I had a funny moment, where I was acutely aware of thoughts, the "sound" of my internal voice but also aware of the sound of a (real) drum. And I thought well, they're both the same thing. But I had to remind myself a moment later, there's a huge difference. If you think the voices in your head are real, people will think you're crazy. There's a big difference between the internal and external, but only from point of view of the external. From the internal pov, there's not that much difference between noumena and phenomena.
After a day or two of this, I felt it was an accurate sense of reality, but also a bit claustrophobic. Even more so regarding the visual. I don't want to think "the birds are in my head". It felt like making the world smaller.
So, then at night looking at the stars, I thought to reverse it.
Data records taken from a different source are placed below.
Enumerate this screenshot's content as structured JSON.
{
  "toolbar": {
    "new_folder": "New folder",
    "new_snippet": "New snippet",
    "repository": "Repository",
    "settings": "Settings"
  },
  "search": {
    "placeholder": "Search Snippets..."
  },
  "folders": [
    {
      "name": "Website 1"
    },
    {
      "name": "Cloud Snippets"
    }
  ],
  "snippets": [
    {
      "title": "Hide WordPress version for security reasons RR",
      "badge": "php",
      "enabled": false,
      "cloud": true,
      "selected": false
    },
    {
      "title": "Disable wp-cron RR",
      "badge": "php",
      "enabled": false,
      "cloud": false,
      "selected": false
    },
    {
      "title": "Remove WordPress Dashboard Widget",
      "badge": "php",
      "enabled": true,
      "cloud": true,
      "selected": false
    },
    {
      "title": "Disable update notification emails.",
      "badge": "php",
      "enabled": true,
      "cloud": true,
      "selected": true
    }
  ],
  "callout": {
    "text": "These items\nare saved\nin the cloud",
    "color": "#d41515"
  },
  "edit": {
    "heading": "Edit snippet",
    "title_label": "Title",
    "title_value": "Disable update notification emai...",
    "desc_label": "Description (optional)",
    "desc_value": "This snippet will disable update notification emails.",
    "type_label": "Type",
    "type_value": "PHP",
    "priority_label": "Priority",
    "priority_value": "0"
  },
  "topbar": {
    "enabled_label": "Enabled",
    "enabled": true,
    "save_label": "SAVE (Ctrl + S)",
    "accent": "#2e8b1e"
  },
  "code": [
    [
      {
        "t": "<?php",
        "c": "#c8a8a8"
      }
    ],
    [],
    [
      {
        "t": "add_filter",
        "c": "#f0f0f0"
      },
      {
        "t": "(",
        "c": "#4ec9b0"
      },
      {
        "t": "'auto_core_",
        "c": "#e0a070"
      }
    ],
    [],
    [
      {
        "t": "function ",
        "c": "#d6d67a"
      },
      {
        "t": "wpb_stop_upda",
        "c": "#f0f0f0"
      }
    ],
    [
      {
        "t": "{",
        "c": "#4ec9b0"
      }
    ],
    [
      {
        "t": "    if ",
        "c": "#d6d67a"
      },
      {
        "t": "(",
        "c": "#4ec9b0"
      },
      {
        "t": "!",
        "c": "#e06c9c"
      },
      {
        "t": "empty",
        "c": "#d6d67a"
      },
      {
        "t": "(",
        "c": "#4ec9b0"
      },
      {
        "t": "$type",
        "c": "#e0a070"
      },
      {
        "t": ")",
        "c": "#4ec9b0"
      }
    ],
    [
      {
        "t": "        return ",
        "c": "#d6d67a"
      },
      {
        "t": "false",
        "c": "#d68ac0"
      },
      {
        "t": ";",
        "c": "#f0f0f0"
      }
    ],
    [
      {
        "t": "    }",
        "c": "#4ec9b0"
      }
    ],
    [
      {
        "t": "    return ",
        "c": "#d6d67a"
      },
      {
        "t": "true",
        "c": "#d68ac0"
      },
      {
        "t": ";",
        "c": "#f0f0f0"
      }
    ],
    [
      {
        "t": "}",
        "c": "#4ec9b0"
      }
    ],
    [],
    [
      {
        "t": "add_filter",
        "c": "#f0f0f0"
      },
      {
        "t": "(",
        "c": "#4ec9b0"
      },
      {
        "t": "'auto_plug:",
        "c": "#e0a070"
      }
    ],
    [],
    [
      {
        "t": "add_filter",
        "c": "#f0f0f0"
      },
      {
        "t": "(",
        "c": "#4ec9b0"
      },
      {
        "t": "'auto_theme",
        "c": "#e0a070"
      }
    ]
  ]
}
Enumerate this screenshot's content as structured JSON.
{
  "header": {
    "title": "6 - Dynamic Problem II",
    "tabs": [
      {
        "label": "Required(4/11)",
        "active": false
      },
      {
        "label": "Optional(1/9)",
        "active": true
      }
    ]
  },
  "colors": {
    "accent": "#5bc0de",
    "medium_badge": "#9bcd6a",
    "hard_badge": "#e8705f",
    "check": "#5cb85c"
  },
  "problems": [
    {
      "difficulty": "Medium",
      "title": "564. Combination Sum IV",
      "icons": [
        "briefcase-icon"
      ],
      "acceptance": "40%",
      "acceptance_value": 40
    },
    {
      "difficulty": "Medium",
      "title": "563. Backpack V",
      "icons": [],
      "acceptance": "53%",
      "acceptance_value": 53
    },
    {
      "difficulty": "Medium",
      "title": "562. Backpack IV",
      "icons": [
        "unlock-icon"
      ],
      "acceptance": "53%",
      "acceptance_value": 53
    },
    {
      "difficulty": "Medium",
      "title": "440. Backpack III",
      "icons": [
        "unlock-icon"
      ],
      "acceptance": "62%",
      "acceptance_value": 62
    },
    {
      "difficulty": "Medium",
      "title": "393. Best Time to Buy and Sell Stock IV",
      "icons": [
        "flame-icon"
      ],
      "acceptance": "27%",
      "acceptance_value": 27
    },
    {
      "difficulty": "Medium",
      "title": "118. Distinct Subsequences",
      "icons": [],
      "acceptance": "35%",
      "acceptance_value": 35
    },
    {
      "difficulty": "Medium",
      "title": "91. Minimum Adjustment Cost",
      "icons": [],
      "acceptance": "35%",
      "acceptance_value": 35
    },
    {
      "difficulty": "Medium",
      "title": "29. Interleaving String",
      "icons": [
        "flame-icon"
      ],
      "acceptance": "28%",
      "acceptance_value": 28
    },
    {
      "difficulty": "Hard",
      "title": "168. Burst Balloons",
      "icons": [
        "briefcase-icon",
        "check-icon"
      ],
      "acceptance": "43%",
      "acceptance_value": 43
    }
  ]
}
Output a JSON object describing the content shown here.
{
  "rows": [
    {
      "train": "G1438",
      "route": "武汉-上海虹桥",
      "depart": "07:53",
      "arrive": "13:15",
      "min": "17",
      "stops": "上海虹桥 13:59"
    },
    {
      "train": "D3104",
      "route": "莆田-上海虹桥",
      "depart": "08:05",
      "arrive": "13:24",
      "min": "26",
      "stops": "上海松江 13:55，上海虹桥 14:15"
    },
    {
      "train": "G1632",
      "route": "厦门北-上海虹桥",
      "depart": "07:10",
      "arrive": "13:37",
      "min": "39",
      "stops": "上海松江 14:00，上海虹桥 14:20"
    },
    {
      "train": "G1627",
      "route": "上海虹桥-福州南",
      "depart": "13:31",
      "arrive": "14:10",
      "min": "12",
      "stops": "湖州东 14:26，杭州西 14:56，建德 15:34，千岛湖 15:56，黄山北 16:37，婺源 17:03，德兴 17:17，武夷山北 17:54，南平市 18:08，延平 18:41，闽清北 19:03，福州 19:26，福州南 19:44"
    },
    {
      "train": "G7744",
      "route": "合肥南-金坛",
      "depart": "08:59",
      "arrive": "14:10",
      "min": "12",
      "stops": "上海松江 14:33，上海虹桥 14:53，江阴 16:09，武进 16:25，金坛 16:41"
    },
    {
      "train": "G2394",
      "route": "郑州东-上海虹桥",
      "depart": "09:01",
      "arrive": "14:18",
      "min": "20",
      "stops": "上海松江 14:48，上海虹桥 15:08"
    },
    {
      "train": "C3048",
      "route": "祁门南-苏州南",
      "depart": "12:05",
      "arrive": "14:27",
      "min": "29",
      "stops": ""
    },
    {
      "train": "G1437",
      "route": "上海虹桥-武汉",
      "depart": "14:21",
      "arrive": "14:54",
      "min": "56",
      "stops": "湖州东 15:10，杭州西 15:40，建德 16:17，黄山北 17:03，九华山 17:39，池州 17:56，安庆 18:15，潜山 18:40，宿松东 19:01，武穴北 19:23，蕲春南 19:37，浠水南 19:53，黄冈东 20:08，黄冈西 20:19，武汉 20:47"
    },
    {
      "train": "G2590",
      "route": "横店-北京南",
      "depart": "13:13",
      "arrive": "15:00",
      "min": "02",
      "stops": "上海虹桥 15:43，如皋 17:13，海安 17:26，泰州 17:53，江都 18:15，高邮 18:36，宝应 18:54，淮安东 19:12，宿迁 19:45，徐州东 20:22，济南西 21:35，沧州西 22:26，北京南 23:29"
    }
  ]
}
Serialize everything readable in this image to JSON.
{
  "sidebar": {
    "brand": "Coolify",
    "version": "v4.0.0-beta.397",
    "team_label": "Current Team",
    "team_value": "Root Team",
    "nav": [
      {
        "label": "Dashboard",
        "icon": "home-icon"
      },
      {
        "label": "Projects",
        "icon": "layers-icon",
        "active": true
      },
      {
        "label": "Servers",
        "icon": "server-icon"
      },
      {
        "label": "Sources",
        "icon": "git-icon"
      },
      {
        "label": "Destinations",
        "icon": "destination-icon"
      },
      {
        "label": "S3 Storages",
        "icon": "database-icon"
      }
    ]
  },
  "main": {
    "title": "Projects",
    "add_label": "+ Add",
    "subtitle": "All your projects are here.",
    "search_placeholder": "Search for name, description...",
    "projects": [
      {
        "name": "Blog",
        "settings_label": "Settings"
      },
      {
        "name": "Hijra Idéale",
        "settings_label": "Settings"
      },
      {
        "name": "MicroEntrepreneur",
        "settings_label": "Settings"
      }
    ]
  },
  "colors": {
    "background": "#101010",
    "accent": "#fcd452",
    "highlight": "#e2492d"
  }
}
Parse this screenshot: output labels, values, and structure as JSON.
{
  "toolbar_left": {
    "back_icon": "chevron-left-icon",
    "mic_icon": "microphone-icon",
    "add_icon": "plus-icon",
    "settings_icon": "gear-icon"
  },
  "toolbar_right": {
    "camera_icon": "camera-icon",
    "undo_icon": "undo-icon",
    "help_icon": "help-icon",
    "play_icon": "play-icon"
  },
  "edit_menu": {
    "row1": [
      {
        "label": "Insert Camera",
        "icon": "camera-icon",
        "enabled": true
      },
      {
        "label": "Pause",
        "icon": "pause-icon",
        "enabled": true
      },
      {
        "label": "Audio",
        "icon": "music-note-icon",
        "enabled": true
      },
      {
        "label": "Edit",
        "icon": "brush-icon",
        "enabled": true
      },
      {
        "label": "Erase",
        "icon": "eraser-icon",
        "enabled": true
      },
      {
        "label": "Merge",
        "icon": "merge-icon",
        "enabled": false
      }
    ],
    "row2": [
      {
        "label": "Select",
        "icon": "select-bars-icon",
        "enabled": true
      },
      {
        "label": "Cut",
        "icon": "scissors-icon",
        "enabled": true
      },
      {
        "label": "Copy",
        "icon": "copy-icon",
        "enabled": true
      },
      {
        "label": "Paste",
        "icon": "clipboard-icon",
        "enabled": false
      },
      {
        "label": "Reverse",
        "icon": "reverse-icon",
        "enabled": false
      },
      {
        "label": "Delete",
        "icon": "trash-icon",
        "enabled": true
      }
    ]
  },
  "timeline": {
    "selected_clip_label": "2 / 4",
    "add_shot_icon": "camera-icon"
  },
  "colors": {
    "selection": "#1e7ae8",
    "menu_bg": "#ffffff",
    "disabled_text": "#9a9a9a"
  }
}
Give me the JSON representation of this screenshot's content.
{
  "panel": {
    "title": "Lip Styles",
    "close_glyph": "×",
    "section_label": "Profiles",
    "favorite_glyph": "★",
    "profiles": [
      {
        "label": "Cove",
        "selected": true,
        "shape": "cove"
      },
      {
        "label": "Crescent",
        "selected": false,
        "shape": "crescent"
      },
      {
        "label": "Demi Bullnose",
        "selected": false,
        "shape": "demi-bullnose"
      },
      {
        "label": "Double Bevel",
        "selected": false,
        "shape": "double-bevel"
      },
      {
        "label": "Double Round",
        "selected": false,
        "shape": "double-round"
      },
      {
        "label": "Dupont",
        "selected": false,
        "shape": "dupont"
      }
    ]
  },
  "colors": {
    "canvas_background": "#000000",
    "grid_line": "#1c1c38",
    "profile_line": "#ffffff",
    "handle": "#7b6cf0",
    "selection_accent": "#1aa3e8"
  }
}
Instead of "the stars appear in my mind", it could be "my mind contains, or includes the stars". Not just contains the appearance of stars, but actually includes actual stars themselves. This is almost the same idea really, but feels more spacious. (Infinitely so).
So I practiced that for a few days, looking at everything and saying "I am that": rocks, stars, trees, bugs, birds, my own organs, thoughts, other people. I kept remembering this line "I Will Recognize Whatever Appears As My Projection, And Know It To Be A Vision Of The Bardo" - which I know because it was printed on the staff tshirt of the Roratonga Rodeo bar in Arlington, VA.
In our private dokusan, my teacher suggested changing it from "I am that" to "We are this". Which makes sense, since I can't make the sound without the bird. That's as far as I got so far.